Imaginons qu’il écoute ces personnes et qu’il distribue cet argent à tous les Africains, eh bien, chacun d’entre eux recevrait 34 dollars selon l’économiste libéral Ferghane Azihari. De quoi tenir quelques jours, mais après ? Si lutter contre la faim était une question de chèques, ça se saurait de longue date. Non, le vrai souci, c’est la gestion de ces pays. Elle est bonne ou mauvaise, un point c’est tout. La preuve, en 1960, les Sud-Coréens avaient un PIB comparable à celui de la plupart des pays africains les plus pauvres. Aujourd’hui, il est 10 fois plus élevé. A l’instar de Ferghane Azihari, demandons-nous, pourquoi ? De même, regardons juste notre magnifique pays. A Bruxelles et en Wallonie, le taux de chômage reste hélas à un niveau trop élevé et on a même découvert que les malades longue durée sont encore plus nombreux que les demandeurs de chômage. Pourtant, à quelques kilomètres, de l’autre côté de la frontière linguistique, l’économie tourne bien malgré la crise et c’est le plein emploi. D’ailleurs, les employeurs flamands sont confrontés à une pénurie de main-d’oeuvre.
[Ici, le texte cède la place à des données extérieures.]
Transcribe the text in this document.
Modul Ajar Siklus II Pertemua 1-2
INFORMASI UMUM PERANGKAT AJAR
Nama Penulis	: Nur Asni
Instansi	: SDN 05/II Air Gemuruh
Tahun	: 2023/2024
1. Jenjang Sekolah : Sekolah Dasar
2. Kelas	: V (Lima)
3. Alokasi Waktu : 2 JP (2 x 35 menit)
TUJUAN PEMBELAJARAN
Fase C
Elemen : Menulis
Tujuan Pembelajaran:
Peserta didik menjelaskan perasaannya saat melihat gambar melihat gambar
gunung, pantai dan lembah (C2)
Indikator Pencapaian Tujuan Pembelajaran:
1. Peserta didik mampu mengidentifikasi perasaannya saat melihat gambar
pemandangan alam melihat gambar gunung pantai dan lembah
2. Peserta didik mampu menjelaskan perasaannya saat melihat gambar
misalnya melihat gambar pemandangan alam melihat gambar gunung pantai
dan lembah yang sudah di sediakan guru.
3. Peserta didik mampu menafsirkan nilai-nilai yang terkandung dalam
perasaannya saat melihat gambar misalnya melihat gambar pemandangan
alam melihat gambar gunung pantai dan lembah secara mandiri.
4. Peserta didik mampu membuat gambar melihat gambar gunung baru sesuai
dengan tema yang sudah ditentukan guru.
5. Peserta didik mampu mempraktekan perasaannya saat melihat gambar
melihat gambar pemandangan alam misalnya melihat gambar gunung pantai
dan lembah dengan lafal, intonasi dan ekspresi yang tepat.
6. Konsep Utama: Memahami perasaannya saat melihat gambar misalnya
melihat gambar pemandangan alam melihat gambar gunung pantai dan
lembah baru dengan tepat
En résumé, oui, pour une fiscalité plus juste, mais oui également pour une meilleure gestion de nos finances publiques. Mais ça, c’est de la nuance et comme le disait Nietzche “malheur à moi, car je suis nuance”. Or, la nuance, ça ne fait pas un bon slogan pour le 1er mai et ça suscite peu de clics sur les réseaux sociaux.